The objective of this project is to solve the Titanic - Machine Learning from Disaster problem from the Kaggle Competition using classification algorithms. Specifically, we will be using the Pyspark library in contrast to Pandas.

Pandas vs Pyspark:

1. In-memory Computation

Pandas

Pyspark

Pandas operates primarily in-memory, which means it loads the entire dataset into memory for processing. This can be limiting when working with very large datasets that don't fit in memory.
PySpark also performs in-memory computation, but it can efficiently handle large datasets by distributing the data across a cluster's memory.

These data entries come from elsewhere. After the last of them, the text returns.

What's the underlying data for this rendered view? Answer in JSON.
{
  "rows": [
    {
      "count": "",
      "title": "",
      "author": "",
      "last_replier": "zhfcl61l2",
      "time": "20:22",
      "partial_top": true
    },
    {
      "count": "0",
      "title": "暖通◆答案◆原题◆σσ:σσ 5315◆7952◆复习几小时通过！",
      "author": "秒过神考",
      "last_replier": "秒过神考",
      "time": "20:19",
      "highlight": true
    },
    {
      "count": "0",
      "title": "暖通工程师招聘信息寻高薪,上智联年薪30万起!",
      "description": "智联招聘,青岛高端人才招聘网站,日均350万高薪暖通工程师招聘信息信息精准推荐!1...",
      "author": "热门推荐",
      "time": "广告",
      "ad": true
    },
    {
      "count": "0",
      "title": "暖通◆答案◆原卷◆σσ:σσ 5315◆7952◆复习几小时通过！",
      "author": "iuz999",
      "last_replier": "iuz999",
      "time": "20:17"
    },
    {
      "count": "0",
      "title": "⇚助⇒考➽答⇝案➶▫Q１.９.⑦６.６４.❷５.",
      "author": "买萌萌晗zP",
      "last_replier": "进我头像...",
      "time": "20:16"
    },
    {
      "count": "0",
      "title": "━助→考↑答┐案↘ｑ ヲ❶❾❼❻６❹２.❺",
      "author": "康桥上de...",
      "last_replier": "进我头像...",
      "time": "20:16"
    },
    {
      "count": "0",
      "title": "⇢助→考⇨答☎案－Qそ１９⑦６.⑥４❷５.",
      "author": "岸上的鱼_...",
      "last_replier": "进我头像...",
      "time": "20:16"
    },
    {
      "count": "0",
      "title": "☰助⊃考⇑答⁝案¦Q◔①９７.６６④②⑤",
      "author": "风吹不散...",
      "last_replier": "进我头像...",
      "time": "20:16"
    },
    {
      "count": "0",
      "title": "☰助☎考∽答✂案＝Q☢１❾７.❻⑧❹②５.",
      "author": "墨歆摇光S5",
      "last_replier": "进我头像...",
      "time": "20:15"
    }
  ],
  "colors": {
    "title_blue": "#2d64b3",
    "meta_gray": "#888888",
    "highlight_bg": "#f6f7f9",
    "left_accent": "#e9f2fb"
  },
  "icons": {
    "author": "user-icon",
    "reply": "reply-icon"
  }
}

2. Distributed Processing using Parallelize

Pandas

Pyspark

Pandas does not have native support for distributed processing or parallelization. It's designed for single-machine data analysis.
PySpark is designed for distributed processing and can parallelize computations across a cluster of machines, making it suitable for big data processing.

3. Cluster Managers

Pandas

Pyspark

Pandas does not integrate with cluster managers like Spark, Yarn, or Mesos.
PySpark is designed to work with various cluster managers, such as Spark's built-in cluster manager, YARN, and Mesos, allowing it to leverage cluster resources efficiently.

4. Fault-Tolerant

Pandas

Pyspark

Pandas does not have built-in fault tolerance features.
PySpark is designed for fault tolerance. It can recover from node failures in a cluster and continue processing.

5. Immutable

Pandas

Pyspark

Pandas DataFrames are mutable, meaning you can modify them in place.
PySpark DataFrames are immutable, which means any transformation on a DataFrame creates a new DataFrame. This immutability simplifies parallel processing and fault tolerance.

6. Lazy-evaluation

Pandas

Pyspark

Pandas does not support lazy evaluation.
PySpark supports lazy evaluation, which means transformations on DataFrames are not executed immediately but are deferred until an action is performed. This optimizes query execution.

7. Cache & Persistence

Pandas

Pyspark

Pandas does not provide built-in mechanisms for caching or persisting data.
PySpark allows you to cache intermediate DataFrames in memory for faster access during iterative computations, improving performance.

7. Inbuilt Optimization with DataFrames

Pandas

Pyspark

Pandas does not provide built-in optimization for distributed computing.
PySpark's DataFrames are designed for optimized distributed computing. The Catalyst query optimizer and Tungsten execution engine help improve query performance.

9. Supports ANSI SQL

Pandas

Pyspark

Pandas does not directly support ANSI SQL, but you can use SQL-like syntax with the pandasql library.
PySpark has built-in support for ANSI SQL through its Spark SQL module, allowing you to run SQL queries on DataFrames.